Working on a new novel can be nerve wracking. You’ve got so much to say, so much to convey, setting and situation to establish, pacing to figure out. How much do you reveal, how soon? What’s the right amount of exposition? Obviously as little as possible, but something needs to be said to contextualize what’s going on. You type a paragraph, sit back, scrutinize it. Does it flow? Does it sound natural? Are you appealing to all five senses? Are you getting melodramatic, or understating things?

Really it feels like stepping out onto an ice covered lake. Except you don’t know how thick the ice is. So you feel forward with the toe of your shoe, gradually putting your weight onto each step, listening for that dreaded cracking sound. Almost blindly moving forward, tentative and hesitant, unsure as to the right path or direction, but knowing you have to keep going.

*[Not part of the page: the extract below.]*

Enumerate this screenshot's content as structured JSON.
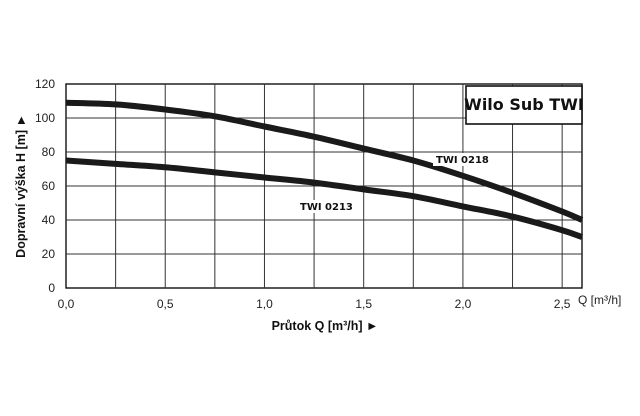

At least I’m making headway. I’m two thirds through Chapter 1, about 1929 words in, and I think it’s working. I think it’s moving forward, and I’ve got this wonderful mixture of fear and excitement over writing the next part, the next Chapter, of sitting down and putting more words at the bottom of the document. As if what’s there is as precarious and beautiful as a spiderweb, and adding more might just ruin the whole thing, tear it apart. But how can I stop? I can’t.

So I’ll just keep on sliding each step over the ice, and hope to never hear that dreaded sound of cracking.